Passing Around the Monitoring Reports

Governance is no substitute for Mission


  1. Stepehn Cook1:31 PM

    As we experience from our work with church and district boards (and other, non-church boards of which we know,) boards, and leaders who work with boards, are a self-selected group composed largely of problem-solvers and doers. The ruminators, the thinkers about the cosmic significance of it all (like me) are in short supply there and, on balance, this is probably just as well. Things have to get done. However, the powerful drive of doers to “do something” even if they are not quite sure of what it is in service to can get the best of organizations. No shared theology, no shared mission and not a lot of money can leave these groups frustrated with the intractable nature of saving the world right away. It’s not surprising if they tend to focus on what little they can actually control. Hence, a lot of high-powered, highly committed people can get to work (with the great energy and small willingness to compromise that they truly would rather be spending on changing the real world) on wonky issues of governance. Upon short horizons, small objects loom large. In an Association that is loudly broadcasting its financial difficulties, it has evidently seemed to our leaders that dropping $100,000, without blinking, to sort out their petty power squabbles is an appropriate use of funds. Was there no one in that room who might have raised that point, who might have ruminated, if only for a minute, about the significance of this group spending that kind of money on its own hissy fit, or were they all so besotted with their own self-importance that they lost sight of their very purpose?

  2. Clyde Grubbs11:36 AM

    Stephen, this Board's work involves compromise.

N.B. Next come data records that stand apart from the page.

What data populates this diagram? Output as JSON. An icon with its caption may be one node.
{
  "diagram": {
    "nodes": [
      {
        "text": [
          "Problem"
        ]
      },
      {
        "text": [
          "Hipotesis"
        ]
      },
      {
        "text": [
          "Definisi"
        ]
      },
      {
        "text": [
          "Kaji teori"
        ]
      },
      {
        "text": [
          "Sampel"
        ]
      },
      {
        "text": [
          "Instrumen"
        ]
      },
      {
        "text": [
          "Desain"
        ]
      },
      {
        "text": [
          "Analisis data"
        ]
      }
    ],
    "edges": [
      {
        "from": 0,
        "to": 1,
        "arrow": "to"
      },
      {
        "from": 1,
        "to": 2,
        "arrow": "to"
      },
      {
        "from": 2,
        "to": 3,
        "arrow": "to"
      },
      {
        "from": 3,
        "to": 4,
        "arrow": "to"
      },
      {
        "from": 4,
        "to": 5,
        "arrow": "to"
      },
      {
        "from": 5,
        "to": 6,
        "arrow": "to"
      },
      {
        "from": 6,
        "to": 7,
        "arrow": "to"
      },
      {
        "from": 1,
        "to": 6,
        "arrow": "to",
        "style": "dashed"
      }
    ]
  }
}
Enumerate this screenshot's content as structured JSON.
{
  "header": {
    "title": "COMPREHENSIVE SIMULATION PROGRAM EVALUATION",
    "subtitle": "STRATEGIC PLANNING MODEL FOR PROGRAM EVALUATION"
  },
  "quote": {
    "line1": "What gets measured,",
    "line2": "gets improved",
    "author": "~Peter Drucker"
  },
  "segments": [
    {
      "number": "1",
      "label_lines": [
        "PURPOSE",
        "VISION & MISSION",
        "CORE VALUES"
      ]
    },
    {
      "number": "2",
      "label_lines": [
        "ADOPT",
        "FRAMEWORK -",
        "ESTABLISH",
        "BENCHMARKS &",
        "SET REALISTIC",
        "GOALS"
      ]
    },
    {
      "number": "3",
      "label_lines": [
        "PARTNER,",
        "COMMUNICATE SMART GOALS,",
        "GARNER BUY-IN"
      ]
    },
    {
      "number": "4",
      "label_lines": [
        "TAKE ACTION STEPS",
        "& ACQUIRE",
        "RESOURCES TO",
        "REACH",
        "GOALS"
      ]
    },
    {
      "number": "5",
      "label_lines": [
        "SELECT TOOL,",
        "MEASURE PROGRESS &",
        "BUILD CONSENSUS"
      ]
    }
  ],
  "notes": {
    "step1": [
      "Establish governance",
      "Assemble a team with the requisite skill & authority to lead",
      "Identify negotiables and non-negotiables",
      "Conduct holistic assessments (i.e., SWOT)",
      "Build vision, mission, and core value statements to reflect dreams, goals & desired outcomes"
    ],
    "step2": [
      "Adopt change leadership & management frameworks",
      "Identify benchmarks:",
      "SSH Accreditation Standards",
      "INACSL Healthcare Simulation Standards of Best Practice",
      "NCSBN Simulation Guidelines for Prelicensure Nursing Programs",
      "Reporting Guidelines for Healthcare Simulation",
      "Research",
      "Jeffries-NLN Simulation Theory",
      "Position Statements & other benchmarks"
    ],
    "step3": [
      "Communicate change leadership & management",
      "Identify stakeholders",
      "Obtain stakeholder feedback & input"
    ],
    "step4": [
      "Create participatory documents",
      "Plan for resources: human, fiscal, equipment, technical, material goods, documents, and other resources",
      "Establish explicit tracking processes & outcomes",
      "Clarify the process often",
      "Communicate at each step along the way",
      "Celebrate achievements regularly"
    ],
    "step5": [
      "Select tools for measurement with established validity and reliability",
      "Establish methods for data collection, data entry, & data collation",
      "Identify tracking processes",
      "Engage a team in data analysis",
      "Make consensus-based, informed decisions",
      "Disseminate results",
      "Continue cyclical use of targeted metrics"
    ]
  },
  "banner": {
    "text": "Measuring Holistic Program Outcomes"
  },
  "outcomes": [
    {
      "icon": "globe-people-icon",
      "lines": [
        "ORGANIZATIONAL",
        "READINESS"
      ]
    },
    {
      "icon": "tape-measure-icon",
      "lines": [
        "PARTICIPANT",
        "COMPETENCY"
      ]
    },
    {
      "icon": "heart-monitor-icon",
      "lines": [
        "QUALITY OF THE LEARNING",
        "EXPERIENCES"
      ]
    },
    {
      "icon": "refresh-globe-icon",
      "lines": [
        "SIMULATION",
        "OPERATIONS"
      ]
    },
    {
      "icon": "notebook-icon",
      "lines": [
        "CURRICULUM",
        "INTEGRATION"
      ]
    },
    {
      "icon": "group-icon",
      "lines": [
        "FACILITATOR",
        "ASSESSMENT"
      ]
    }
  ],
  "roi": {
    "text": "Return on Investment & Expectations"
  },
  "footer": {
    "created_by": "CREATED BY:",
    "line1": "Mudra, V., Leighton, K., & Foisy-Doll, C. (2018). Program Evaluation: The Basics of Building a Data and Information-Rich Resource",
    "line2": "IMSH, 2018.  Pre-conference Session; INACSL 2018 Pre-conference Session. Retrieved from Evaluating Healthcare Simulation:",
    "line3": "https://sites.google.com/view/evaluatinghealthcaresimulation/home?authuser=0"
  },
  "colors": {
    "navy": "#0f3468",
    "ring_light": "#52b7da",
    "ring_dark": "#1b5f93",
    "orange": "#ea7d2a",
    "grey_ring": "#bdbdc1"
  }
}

    The administration has attensted to needing to develop the skills in measuring success of programs. There was agreement that the right kind of consultancy would help move toward this goal.

    How does simply passing on a tens of millions of dollars of programs compare to finding a way to evaluate efficacy? For you, it is a petty squaggle, but not sure if you have understand the seriousness with which the BoT takes its budget responsibliities.

  3. Clyde Grubbs11:18 AM

    On Jesus Mission and Governance.

    Agree mission is prority, governance is process to realize deliberation and decision. Good governance is involves the people impacted in making the decisions that will impact them. (SDS alumni)

    The Jesus movement was larger than 13 guys but still it wasn't an Association like the UUA with endowements, and a thousand institutions some of whom are more interested in association than others. But the Jesus movement had a process for making decisions. Jesus died as a man, and rose as a Church, so somehow that group of "followers" learned to own the vision and go forth.